Immediately through a camera a thorough contact was established with the miners. The miners were in a shelter of about 50 square meteres with 2 kilometeres of galleries to move around and a tiny tunnel that was a source of fresh air. It is a miracle that the miners survived for 17 days at such a depth with limited food and water. At the time of the accident they had with them emergency food supplies that would last for three days, but by rationing the food they managed to survive. They drank water from the radiators of underground machinery and from small pits they dug to collect trapped water. All the miners are said to have shed about 8 Kgs. weight. They used the batteries of some underground equipment to light their head lamps as and when required.

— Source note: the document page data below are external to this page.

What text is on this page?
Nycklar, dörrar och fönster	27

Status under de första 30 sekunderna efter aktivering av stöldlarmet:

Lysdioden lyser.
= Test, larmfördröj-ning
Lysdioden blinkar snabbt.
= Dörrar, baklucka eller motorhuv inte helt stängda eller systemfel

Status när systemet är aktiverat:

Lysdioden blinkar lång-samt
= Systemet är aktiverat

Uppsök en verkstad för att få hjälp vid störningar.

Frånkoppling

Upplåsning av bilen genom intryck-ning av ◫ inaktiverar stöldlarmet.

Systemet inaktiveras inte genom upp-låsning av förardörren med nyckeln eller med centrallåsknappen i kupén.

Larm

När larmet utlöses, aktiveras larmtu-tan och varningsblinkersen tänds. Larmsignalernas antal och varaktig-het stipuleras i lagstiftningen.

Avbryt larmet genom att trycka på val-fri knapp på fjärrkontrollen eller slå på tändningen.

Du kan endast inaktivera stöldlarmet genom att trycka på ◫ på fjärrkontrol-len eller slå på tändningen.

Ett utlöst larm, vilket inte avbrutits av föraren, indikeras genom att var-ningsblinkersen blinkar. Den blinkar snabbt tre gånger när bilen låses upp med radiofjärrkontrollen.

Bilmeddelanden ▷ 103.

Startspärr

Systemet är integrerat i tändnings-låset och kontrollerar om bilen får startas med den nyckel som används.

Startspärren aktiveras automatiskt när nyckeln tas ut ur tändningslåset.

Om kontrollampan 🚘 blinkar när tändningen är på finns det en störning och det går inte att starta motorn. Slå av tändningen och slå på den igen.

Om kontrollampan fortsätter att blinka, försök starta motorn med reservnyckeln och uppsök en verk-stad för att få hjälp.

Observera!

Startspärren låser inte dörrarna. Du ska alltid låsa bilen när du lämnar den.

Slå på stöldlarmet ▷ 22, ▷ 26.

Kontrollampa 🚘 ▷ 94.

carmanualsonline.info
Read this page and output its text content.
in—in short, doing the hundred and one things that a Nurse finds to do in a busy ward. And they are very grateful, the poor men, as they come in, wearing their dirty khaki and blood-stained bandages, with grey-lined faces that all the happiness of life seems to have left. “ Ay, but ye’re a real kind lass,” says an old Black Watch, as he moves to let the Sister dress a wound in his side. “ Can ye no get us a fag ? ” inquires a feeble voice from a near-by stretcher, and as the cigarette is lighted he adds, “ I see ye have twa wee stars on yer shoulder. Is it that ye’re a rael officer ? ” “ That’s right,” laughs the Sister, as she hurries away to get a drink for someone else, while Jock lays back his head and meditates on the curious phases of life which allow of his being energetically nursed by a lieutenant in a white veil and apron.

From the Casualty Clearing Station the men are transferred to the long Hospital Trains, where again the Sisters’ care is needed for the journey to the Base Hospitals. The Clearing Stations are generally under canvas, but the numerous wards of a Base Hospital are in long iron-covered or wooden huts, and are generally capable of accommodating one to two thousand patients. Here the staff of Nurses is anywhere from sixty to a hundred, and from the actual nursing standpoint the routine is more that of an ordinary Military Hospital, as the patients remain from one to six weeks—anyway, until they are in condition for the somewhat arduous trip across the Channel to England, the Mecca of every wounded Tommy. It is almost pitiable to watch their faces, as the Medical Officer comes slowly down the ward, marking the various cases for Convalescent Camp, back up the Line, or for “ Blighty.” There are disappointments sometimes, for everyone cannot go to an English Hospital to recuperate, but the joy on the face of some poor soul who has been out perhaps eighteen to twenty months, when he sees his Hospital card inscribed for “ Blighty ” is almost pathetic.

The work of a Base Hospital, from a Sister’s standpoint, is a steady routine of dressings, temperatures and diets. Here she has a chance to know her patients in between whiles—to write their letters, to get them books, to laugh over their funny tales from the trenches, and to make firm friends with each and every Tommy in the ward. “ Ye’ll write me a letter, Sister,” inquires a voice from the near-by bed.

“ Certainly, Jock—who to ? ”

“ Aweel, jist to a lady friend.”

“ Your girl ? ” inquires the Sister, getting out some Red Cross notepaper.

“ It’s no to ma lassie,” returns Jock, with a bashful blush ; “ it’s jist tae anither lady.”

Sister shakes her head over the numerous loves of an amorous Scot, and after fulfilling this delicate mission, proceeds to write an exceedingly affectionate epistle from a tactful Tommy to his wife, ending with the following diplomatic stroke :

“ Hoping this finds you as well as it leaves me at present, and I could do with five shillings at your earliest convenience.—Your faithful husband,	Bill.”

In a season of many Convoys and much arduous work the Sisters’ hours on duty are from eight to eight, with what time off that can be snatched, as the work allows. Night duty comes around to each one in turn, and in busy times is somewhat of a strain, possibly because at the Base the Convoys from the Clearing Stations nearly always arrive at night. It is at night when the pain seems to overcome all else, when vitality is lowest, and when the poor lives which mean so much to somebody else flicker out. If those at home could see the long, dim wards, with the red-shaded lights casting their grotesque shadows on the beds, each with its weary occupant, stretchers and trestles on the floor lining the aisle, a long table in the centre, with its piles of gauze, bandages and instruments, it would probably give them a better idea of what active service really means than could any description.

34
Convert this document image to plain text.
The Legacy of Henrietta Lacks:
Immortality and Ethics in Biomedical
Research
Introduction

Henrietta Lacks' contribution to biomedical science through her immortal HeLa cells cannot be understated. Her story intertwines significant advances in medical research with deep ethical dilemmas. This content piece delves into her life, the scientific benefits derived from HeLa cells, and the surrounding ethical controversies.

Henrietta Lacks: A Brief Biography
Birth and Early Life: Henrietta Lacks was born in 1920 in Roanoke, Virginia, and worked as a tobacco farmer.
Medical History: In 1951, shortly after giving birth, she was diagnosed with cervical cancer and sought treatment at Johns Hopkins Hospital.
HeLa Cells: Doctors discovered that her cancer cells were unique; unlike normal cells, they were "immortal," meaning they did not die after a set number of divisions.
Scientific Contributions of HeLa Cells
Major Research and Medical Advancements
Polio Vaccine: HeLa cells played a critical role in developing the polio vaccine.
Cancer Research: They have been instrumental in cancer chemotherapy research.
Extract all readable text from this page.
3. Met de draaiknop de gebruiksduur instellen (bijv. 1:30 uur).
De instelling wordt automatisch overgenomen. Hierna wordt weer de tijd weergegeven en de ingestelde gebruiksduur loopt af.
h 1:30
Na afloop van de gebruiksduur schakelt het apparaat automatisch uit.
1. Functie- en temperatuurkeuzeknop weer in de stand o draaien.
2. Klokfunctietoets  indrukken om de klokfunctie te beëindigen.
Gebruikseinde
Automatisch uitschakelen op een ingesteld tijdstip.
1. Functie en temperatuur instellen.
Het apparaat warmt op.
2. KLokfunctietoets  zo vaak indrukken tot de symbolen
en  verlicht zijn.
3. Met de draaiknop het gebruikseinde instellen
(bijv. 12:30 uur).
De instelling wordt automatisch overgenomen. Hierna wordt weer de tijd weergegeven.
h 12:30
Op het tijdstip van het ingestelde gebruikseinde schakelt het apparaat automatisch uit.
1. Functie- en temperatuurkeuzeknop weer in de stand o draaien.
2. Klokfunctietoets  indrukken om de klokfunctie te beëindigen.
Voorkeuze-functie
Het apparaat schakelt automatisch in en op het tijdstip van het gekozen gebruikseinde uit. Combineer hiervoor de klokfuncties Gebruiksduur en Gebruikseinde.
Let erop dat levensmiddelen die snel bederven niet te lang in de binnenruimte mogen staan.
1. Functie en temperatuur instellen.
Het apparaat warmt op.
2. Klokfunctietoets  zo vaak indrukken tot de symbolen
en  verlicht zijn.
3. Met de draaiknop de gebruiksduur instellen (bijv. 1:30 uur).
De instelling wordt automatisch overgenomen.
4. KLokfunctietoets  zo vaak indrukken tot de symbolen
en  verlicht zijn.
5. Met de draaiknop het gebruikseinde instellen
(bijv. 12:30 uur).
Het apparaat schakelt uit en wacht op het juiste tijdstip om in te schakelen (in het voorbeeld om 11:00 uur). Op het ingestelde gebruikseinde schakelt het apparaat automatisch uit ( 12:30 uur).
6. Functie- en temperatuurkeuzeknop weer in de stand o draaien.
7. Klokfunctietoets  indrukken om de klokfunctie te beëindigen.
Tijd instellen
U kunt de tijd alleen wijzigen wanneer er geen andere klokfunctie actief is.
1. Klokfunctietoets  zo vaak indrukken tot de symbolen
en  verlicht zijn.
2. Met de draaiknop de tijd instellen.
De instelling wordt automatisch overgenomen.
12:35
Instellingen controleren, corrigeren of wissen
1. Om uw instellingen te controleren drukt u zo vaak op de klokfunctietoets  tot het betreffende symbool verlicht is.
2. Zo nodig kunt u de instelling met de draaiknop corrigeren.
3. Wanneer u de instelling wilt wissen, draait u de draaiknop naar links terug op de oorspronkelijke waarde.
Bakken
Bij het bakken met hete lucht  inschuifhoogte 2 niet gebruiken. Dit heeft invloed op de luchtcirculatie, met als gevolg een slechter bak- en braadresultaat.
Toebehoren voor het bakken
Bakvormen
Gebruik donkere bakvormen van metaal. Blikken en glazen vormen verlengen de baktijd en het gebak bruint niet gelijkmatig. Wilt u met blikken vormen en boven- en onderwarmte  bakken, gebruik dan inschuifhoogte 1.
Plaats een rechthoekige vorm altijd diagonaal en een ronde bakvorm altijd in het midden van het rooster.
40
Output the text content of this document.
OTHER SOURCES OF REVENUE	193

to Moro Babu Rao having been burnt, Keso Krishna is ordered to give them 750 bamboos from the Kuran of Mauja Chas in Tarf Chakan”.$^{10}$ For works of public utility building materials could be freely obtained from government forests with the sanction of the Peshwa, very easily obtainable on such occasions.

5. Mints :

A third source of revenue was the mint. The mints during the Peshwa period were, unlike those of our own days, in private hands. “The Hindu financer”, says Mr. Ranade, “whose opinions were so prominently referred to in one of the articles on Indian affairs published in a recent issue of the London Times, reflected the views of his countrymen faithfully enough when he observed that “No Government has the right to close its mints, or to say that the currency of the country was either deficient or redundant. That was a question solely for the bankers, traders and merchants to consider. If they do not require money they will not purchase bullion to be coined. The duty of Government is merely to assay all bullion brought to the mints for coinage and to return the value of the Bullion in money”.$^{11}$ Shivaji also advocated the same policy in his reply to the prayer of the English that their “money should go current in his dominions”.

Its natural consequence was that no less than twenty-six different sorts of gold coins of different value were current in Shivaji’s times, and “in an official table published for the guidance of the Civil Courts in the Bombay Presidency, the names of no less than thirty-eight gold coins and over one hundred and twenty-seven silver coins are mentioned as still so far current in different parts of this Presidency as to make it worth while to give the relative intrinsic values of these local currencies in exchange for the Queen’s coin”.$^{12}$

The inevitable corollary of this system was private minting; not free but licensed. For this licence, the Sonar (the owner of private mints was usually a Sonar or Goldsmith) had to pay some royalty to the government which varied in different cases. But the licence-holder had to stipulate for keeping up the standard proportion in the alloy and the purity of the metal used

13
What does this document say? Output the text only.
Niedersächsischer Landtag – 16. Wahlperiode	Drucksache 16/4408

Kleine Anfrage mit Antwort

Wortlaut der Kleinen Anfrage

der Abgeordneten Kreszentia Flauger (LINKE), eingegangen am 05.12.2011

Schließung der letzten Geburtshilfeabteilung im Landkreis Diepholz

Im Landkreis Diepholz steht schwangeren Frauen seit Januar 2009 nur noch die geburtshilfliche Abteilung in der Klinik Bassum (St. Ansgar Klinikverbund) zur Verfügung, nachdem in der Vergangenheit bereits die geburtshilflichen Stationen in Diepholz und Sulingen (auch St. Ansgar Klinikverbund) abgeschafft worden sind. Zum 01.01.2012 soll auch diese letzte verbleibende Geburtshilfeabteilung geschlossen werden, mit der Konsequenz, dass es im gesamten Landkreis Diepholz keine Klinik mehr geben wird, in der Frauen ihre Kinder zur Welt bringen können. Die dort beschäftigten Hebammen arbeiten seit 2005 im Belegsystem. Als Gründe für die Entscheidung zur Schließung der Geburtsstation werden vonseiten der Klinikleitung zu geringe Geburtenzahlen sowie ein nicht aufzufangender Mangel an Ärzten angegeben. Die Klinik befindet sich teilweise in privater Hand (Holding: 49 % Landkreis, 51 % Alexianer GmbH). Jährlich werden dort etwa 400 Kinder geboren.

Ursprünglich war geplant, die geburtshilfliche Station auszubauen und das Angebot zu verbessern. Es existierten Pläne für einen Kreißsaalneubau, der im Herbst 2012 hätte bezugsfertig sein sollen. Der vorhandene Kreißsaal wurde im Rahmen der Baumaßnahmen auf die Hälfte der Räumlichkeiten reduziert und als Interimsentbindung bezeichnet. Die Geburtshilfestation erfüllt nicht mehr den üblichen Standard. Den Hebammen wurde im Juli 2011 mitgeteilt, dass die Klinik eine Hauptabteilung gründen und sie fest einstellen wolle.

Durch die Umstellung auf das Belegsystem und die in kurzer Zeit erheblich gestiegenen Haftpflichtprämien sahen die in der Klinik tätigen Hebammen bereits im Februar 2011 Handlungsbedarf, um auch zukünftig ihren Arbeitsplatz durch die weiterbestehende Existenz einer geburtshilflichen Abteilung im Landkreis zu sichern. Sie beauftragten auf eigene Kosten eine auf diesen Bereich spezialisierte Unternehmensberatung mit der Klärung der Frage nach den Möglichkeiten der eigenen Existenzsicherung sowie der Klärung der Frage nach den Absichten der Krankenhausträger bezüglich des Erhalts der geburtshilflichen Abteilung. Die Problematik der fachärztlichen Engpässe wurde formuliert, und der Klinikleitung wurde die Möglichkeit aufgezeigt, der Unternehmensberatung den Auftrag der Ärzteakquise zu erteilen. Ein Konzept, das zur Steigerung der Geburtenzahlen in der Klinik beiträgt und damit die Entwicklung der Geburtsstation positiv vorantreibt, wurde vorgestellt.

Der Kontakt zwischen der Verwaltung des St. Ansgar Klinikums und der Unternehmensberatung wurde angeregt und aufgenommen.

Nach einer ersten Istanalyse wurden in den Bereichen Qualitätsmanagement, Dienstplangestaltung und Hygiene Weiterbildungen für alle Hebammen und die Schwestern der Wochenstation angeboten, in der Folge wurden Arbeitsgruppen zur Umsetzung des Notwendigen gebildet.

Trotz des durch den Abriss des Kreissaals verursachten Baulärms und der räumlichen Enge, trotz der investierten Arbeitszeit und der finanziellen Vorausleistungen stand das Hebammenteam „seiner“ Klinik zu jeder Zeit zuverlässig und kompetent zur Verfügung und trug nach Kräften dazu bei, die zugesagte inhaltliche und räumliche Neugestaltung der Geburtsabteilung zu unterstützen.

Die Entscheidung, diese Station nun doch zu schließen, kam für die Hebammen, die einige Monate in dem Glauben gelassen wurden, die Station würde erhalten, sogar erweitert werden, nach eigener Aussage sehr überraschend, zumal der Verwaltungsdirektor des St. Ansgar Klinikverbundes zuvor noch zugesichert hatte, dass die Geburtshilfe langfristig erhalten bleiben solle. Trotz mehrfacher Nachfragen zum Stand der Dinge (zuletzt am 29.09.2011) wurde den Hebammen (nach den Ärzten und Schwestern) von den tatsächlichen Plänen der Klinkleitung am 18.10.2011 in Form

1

As of now two more bore holes are made. Fresh food, water, oxygen and medicines are being supplied through them now. Ample lighting has been ensured. There is regular video conferencing and exchange of letters between the trapped miners and their families and experts to keep the miners in good spirits.
Later today, work will commence at the mine to make an escape shaft. One of the three bore holes made so far will be used as a pilot hole to sink a shaft of about 66 centimetres in diameter to a depth of 702 metres. This operation is expected to take 3 to 4 months. The stranded miners also will have a major role to play in their rescue efforts by clearing the heavy collection of mud and rock that will be falling at the bottom of the shaft. Once the tunneling is complete the shaft may be reinforced and then a cage lowered to bring out one miner after another to the surface. Simultaneously other options are also being considered to rescue the miners. I sincerely hope, wish and pray that each and every miner will survive this dreadful ordeal and happily get reunited with his family. Your best wishes and prayers are required too … please.